Objective: To investigate the influence of the war on perinatal and maternal mortality during the war conflict in Bosnia and Herzegovina.
Methods: In a retrospective study we analysed perinatal and maternal mortality in the pre-war period (1988-1991), the war period (1992-1995) and the post-war period (1996-2003). We also analysed the number of deliveries, the perinatal and maternal mortality rates and their causes.
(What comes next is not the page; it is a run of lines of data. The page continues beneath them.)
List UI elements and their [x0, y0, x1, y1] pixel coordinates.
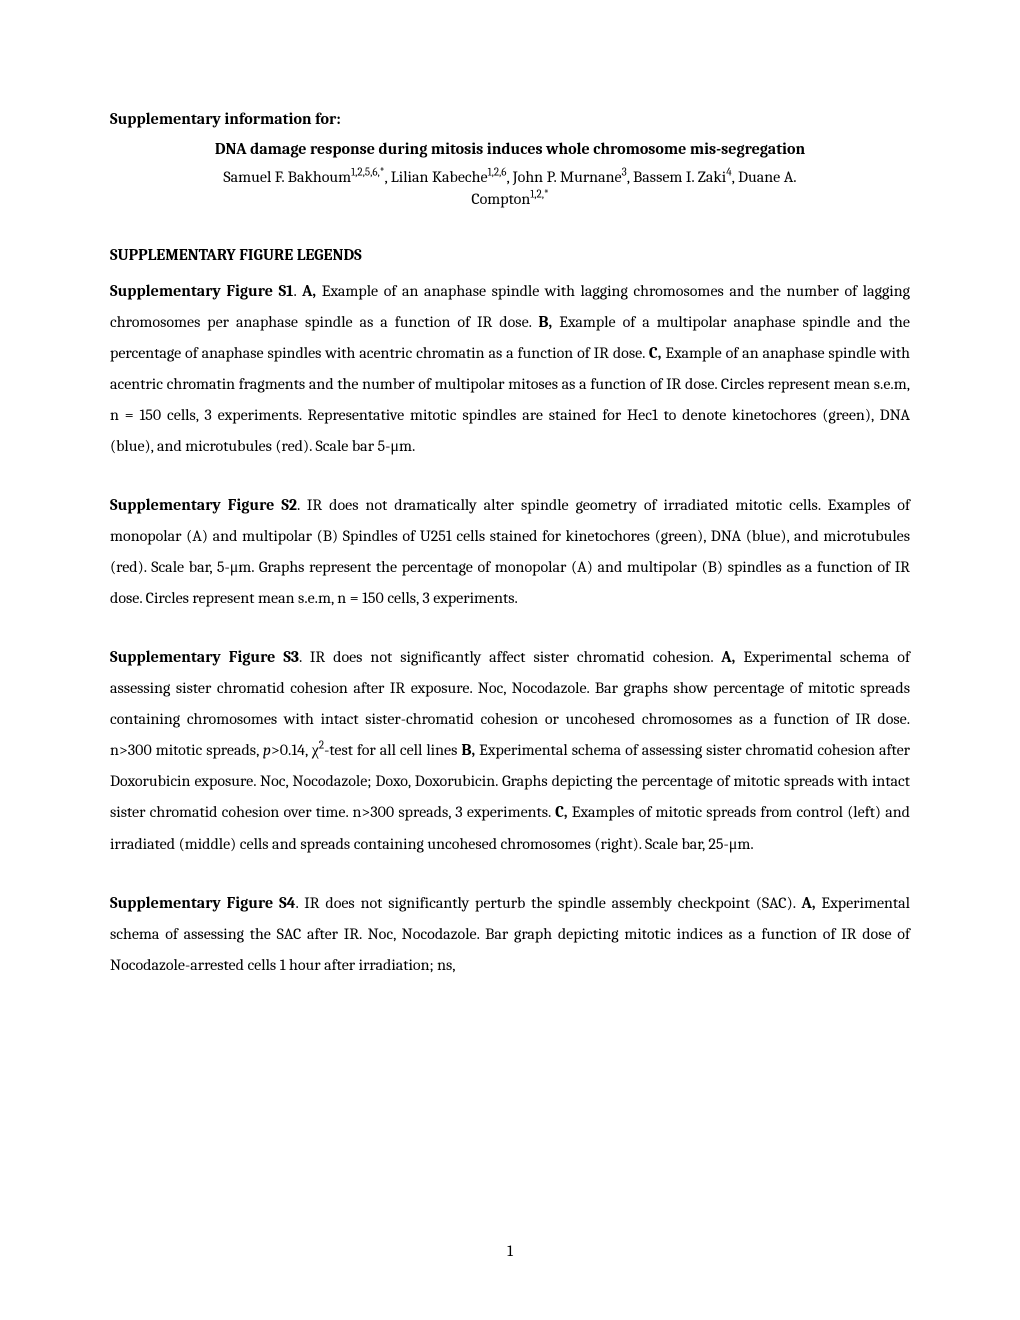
author-name: , Lilian Kabeche — [384, 168, 487, 186]
figure-s4-legend: Supplementary Figure S4. IR does not sig… — [110, 888, 910, 981]
figure-s3-legend: Supplementary Figure S3. IR does not sig… — [110, 642, 910, 859]
panel-label: A, — [721, 648, 735, 666]
panel-label: B, — [538, 313, 552, 331]
paper-title: DNA damage response during mitosis induc… — [110, 140, 910, 158]
panel-label: A, — [302, 282, 316, 300]
author-name: Samuel F. Bakhoum — [223, 168, 351, 186]
text: . — [294, 282, 302, 300]
figure-s2-legend: Supplementary Figure S2. IR does not dra… — [110, 490, 910, 614]
text: . IR does not significantly perturb the … — [296, 894, 802, 912]
author-name: , Duane A. — [732, 168, 797, 186]
panel-label: A, — [801, 894, 815, 912]
p-value: p — [263, 741, 271, 759]
figure-id: Supplementary Figure S4 — [110, 894, 296, 912]
figure-id: Supplementary Figure S2 — [110, 496, 297, 514]
author-name: , Bassem I. Zaki — [627, 168, 727, 186]
figure-s1-legend: Supplementary Figure S1. A, Example of a… — [110, 276, 910, 462]
author-affil: 1,2,6 — [488, 166, 507, 179]
author-affil: 1,2,* — [530, 188, 548, 201]
author-name: Compton — [471, 190, 530, 208]
section-heading: SUPPLEMENTARY FIGURE LEGENDS — [110, 246, 910, 264]
text: -test for all cell lines — [324, 741, 461, 759]
authors-line-2: Compton1,2,* — [110, 190, 910, 208]
author-name: , John P. Murnane — [506, 168, 621, 186]
text: >0.14, χ — [271, 741, 319, 759]
page-number: 1 — [0, 1242, 1020, 1260]
document-page: Supplementary information for: DNA damag… — [0, 0, 1020, 1320]
panel-label: C, — [555, 803, 568, 821]
panel-label: B, — [461, 741, 475, 759]
author-affil: 1,2,5,6,* — [351, 166, 384, 179]
authors-line: Samuel F. Bakhoum1,2,5,6,*, Lilian Kabec… — [110, 168, 910, 186]
text: . IR does not significantly affect siste… — [299, 648, 721, 666]
figure-id: Supplementary Figure S1 — [110, 282, 294, 300]
figure-id: Supplementary Figure S3 — [110, 648, 299, 666]
panel-label: C, — [649, 344, 662, 362]
supplementary-header: Supplementary information for: — [110, 110, 910, 128]
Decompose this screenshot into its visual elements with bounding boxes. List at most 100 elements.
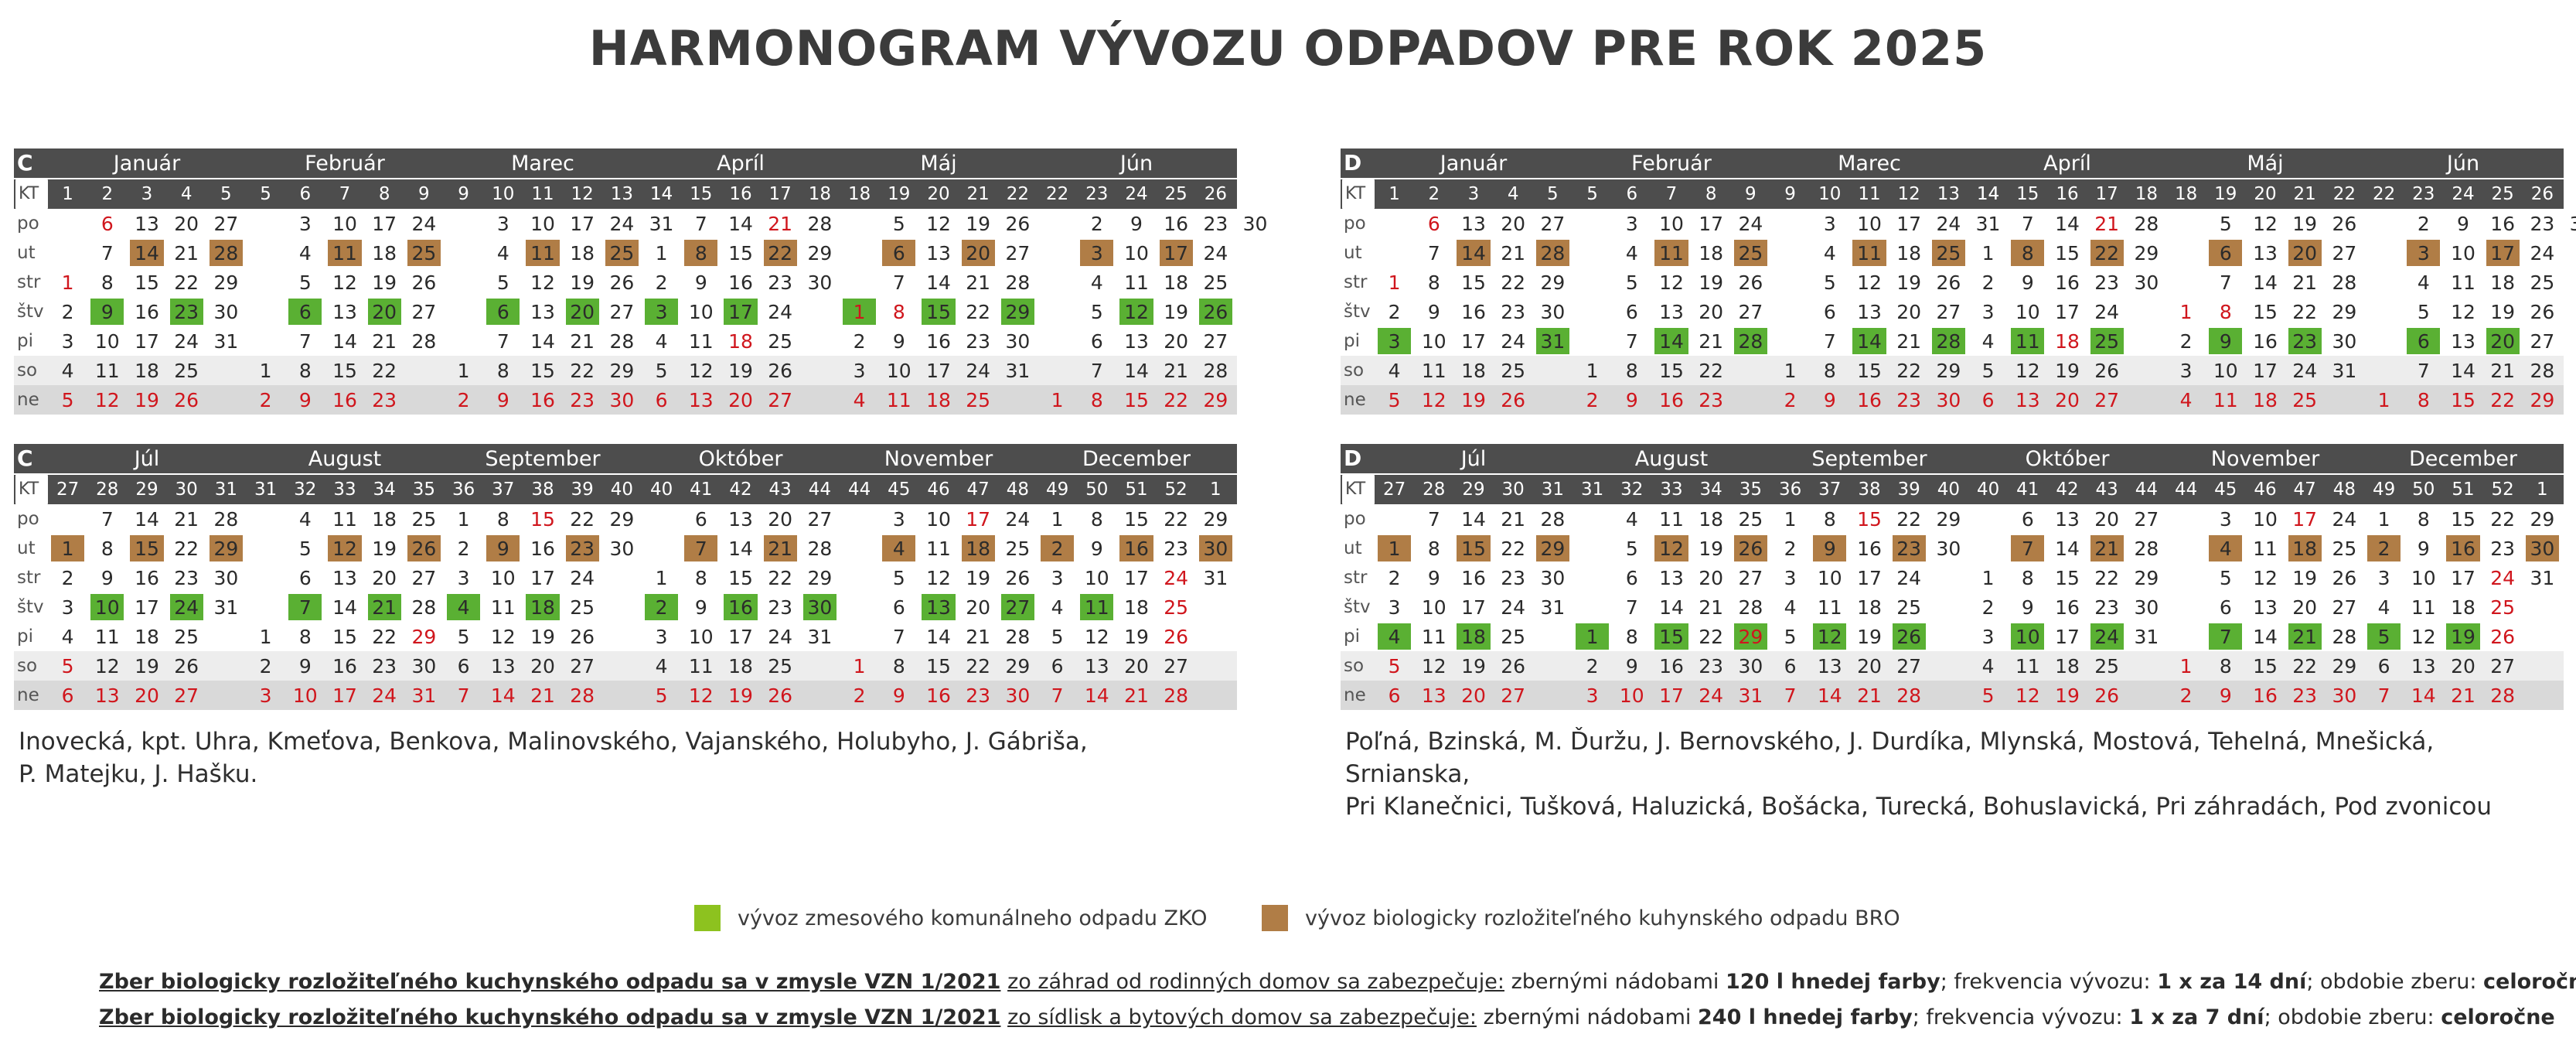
day-cell: 13 — [1077, 651, 1116, 681]
day-cell: 28 — [2325, 268, 2364, 297]
day-cell: 21 — [1692, 592, 1731, 622]
day-cell: 23 — [1196, 209, 1235, 238]
day-number: 26 — [2094, 359, 2120, 382]
day-cell: 15 — [523, 504, 562, 534]
day-cell: 8 — [1810, 504, 1849, 534]
month-days: 3 10 17 24 — [840, 504, 1038, 534]
day-cell: 15 — [1116, 504, 1156, 534]
day-cell: 28 — [1196, 356, 1235, 385]
day-cell: 2 — [1770, 385, 1810, 415]
week-number: 40 — [610, 480, 633, 500]
week-number-row: KT 27 28 29 30 31 31 32 33 34 35 36 37 38 39 40 40 41 42 43… — [14, 475, 1237, 504]
day-number: 9 — [1823, 388, 1836, 411]
day-cell — [2127, 681, 2166, 710]
day-number: 26 — [174, 388, 199, 411]
day-cell: 22 — [1692, 622, 1731, 651]
day-number: 7 — [101, 507, 114, 531]
day-cell: 28 — [1157, 681, 1196, 710]
week-number: 32 — [294, 480, 317, 500]
day-number: 17 — [728, 300, 753, 323]
day-number: 23 — [2292, 684, 2318, 707]
week-number: 5 — [220, 184, 232, 204]
day-cell: 16 — [2047, 268, 2087, 297]
day-cell-bro: 28 — [206, 238, 246, 268]
day-number: 23 — [966, 684, 991, 707]
day-number: 23 — [372, 654, 397, 678]
day-row-pi: pi 4 11 18 25 1 8 15 22 29 5 12 19 26 3 10 17 24 31 7 14 21 28… — [1341, 622, 2564, 651]
day-cell: 20 — [127, 681, 166, 710]
week-number: 40 — [1937, 480, 1960, 500]
day-number: 8 — [101, 537, 114, 560]
day-number: 9 — [496, 537, 509, 560]
day-number: 18 — [1164, 271, 1189, 294]
day-cell: 26 — [167, 651, 206, 681]
day-number: 3 — [1981, 625, 1995, 648]
day-number: 20 — [1501, 212, 1526, 235]
day-cell: 8 — [879, 297, 918, 326]
week-number: 44 — [2174, 480, 2198, 500]
week-number: 23 — [2412, 184, 2435, 204]
day-number: 2 — [1981, 271, 1995, 294]
day-cell: 25 — [1196, 268, 1235, 297]
day-number: 17 — [728, 625, 753, 648]
day-cell: 27 — [563, 651, 602, 681]
day-cell: 1 — [246, 356, 285, 385]
day-cell-zko: 17 — [721, 297, 760, 326]
day-cell: 24 — [1196, 238, 1235, 268]
day-row-pi: pi 4 11 18 25 1 8 15 22 29 5 12 19 26 3 10 17 24 31 7 14 21 28… — [14, 622, 1237, 651]
day-number: 14 — [490, 684, 516, 707]
day-number: 28 — [1164, 684, 1189, 707]
month-header-row: D Január Február Marec Apríl Máj Jún — [1341, 148, 2564, 178]
day-number: 30 — [807, 596, 833, 619]
day-cell: 4 — [1968, 326, 2008, 356]
month-days: 7 14 21 28 — [444, 326, 642, 356]
day-cell-zko: 16 — [721, 592, 760, 622]
day-cell: 28 — [404, 326, 444, 356]
day-number: 21 — [174, 241, 199, 265]
day-cell: 7 — [1038, 681, 1077, 710]
day-number: 14 — [728, 537, 753, 560]
day-number: 16 — [2055, 596, 2080, 619]
day-number: 10 — [2015, 300, 2040, 323]
day-number: 4 — [1981, 654, 1995, 678]
day-row-str: str 1 8 15 22 29 5 12 19 26 5 12 19 26 2 9 16 23 30 7 14 21 28… — [1341, 268, 2564, 297]
day-number: 4 — [1051, 596, 1064, 619]
day-cell: 7 — [2008, 209, 2047, 238]
footnote-1-t2: ; frekvencia vývozu: — [1940, 970, 2151, 994]
day-cell: 8 — [1612, 622, 1651, 651]
month-days: 1 8 15 22 29 — [642, 563, 840, 592]
day-cell-zko: 1 — [1573, 622, 1612, 651]
week-number: 9 — [458, 184, 469, 204]
day-cell — [1235, 238, 1275, 268]
month-weeks: 9 10 11 12 13 14 — [1770, 179, 1999, 209]
day-cell — [2166, 592, 2206, 622]
day-cell — [246, 326, 285, 356]
day-number: 28 — [2134, 537, 2159, 560]
day-number: 19 — [1124, 625, 1149, 648]
day-number: 14 — [135, 241, 159, 265]
day-number: 28 — [1540, 507, 1566, 531]
day-number: 30 — [1738, 654, 1763, 678]
week-number: 17 — [2095, 184, 2118, 204]
day-cell-bro: 3 — [2404, 238, 2443, 268]
day-number: 11 — [1124, 271, 1149, 294]
day-cell: 28 — [602, 326, 642, 356]
month-name: September — [1811, 446, 1927, 471]
day-cell: 23 — [365, 385, 404, 415]
day-number: 9 — [101, 566, 114, 589]
month-days: 3 10 17 24 31 — [444, 209, 674, 238]
day-cell: 30 — [1929, 534, 1968, 563]
day-cell: 30 — [998, 326, 1038, 356]
day-row-pi: pi 3 10 17 24 31 7 14 21 28 7 14 21 28 4 11 18 25 2 9 16 23 30… — [14, 326, 1237, 356]
day-number: 12 — [490, 625, 516, 648]
day-cell: 11 — [325, 504, 364, 534]
week-number: 40 — [1976, 480, 2000, 500]
day-number: 29 — [609, 507, 635, 531]
day-number: 5 — [2219, 212, 2232, 235]
day-cell — [1573, 268, 1612, 297]
day-cell-bro: 8 — [681, 238, 721, 268]
day-cell: 23 — [2523, 209, 2562, 238]
day-cell — [444, 326, 483, 356]
day-number: 5 — [1388, 654, 1401, 678]
day-cell: 20 — [1849, 651, 1889, 681]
Results: During the analysed period we had a range of 3337-6912 deliveries per year, with a decreased number in the war period. During the war period and immediately after the war, the perinatal mortality rate increased to 20.9-26.3% (average 24.28%). After the war the rate decreased to 8.01% in 2003 (p < 0.05). Maternal mortality before the war was 39/100,000 deliveries, during the war it increased to 65/100,000 and after the war it decreased to 12/100,000 deliveries (p < 0.05). The increase in maternal mortality during the war was because of an increased number of uterine ruptures, sepsis and bleeding due to shell injury of pregnant women.
Conclusions: During the war we could expect a decreased number of deliveries, and an increased rate of perinatal and maternal mortality and preterm deliveries due to: inadequate nutrition, stress factors (life in refugee's centers, bombing, deaths of relatives, uncertain future...), and break down of the perinatal care system (lack of medical staff, impossibility of collecting valid health records, particularly perinatal information, and the destruction of medical buildings).